There is a critical point to be made in describing play as the purpose of a game: tabletop games are designed to be played in a particular way. The rules and components are meant to be used by different groups in the same fashion. If two groups pick up Conspire and divergently interpret the rules, one of those groups will not have the experience we intended. They will not be playing Conspire. We, as the game designers, want everyone to be playing Conspire; the Conspire we designed, tested, and love. The game must serve as a tool in that endeavor.
Consider a theatrical play. The script defines the story, dialogue, and actions. The actors and director bring those words to life. The technical crew creates sets and props to visualize what is written. Much of the play is permanently set by the script; too much deviation simply makes the production a separate work. However, everyone adds their creativity where possible and makes the experience unique to that combination of performers and technicians. A tabletop game is similar to a play in this regard. The game is the same and will be played the same way in a broad context, but individual player groups adapt it to themselves. Drink! can be played passively by calling out things as you see them, or actively by goading others into doing the action on your card. Both are in the parameters of the experience we, the creators, defined, but how the players want to enjoy the game is up to them.
The craft of game making centers on this relation with the players. Developers must test their games with people to see how they interpret the rules and pieces. This interpretation must be consistent between groups. Every round of a game must start with the same base understanding of the system. Sacrifices must be made to the artistic integrity to ensure this. The rules must be parsable. The art and symbolism must inform these rules. The game must be absorbed by each group and played in the same fundamental way. No one wants to buy a set of dining chairs that does not match. It takes skill at your craft to make them match. It takes skill at the craft of game making to make a consistent experience thousands of miles from your rules explanation.

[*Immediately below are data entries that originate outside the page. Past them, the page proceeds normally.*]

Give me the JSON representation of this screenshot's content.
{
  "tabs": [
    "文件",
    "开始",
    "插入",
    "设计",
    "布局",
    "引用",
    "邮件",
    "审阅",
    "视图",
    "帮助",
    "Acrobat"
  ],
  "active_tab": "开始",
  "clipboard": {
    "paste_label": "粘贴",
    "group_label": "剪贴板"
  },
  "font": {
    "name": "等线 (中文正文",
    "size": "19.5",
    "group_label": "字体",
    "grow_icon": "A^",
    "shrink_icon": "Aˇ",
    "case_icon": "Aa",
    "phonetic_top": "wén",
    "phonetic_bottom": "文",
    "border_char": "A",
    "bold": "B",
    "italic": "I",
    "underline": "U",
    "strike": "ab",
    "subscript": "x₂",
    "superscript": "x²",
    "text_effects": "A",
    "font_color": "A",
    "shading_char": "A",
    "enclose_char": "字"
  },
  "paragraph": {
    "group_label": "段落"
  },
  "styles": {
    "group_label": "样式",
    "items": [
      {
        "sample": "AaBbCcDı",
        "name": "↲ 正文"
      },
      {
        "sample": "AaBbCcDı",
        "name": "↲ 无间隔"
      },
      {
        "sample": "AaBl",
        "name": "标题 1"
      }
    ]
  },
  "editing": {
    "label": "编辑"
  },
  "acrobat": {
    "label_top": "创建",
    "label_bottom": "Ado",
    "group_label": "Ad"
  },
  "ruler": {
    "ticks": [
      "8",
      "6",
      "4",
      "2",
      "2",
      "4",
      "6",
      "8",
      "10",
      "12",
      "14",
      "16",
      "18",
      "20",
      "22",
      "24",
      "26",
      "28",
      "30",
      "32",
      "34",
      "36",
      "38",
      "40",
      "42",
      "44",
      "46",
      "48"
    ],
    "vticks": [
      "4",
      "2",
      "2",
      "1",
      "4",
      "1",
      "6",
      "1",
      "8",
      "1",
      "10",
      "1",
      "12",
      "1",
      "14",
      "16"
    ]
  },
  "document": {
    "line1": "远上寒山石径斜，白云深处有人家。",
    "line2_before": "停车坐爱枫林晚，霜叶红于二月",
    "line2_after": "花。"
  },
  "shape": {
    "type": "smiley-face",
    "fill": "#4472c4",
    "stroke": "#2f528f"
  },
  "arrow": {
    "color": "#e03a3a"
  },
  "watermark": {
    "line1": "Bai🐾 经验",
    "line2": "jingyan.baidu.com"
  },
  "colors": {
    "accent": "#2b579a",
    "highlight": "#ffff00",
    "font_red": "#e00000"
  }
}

Any discussion of critical thinking on the internet attracts the question “why does this matter?” Why do we care if tabletop games are art or craft? It matters because it defines how creators and critics view their work. There is a lot of subjectivity around what is fun or enjoyable. Some games have a more niche appeal than others. That is not a negative mark on the game or the designer. The standard we should hold people to is that of a craftsperson. Is every copy of the game the same? Can everyone walk away with the same grasp of the rules? Who is able to play this game? If people do not play the same game, the game is flawed.
Let us say my friend and I go to a restaurant. We order the same dish and get two radically different plates. I would declare that cook is bad at their job, their craft. Consider games in the same category. If you have two copies of a game played side-by-side, and the same game is not happening, something is wrong. The game maker failed part of their craft. We should strive to produce the same, excellent experience every time; just as the same, perfect plate should leave the kitchen every time.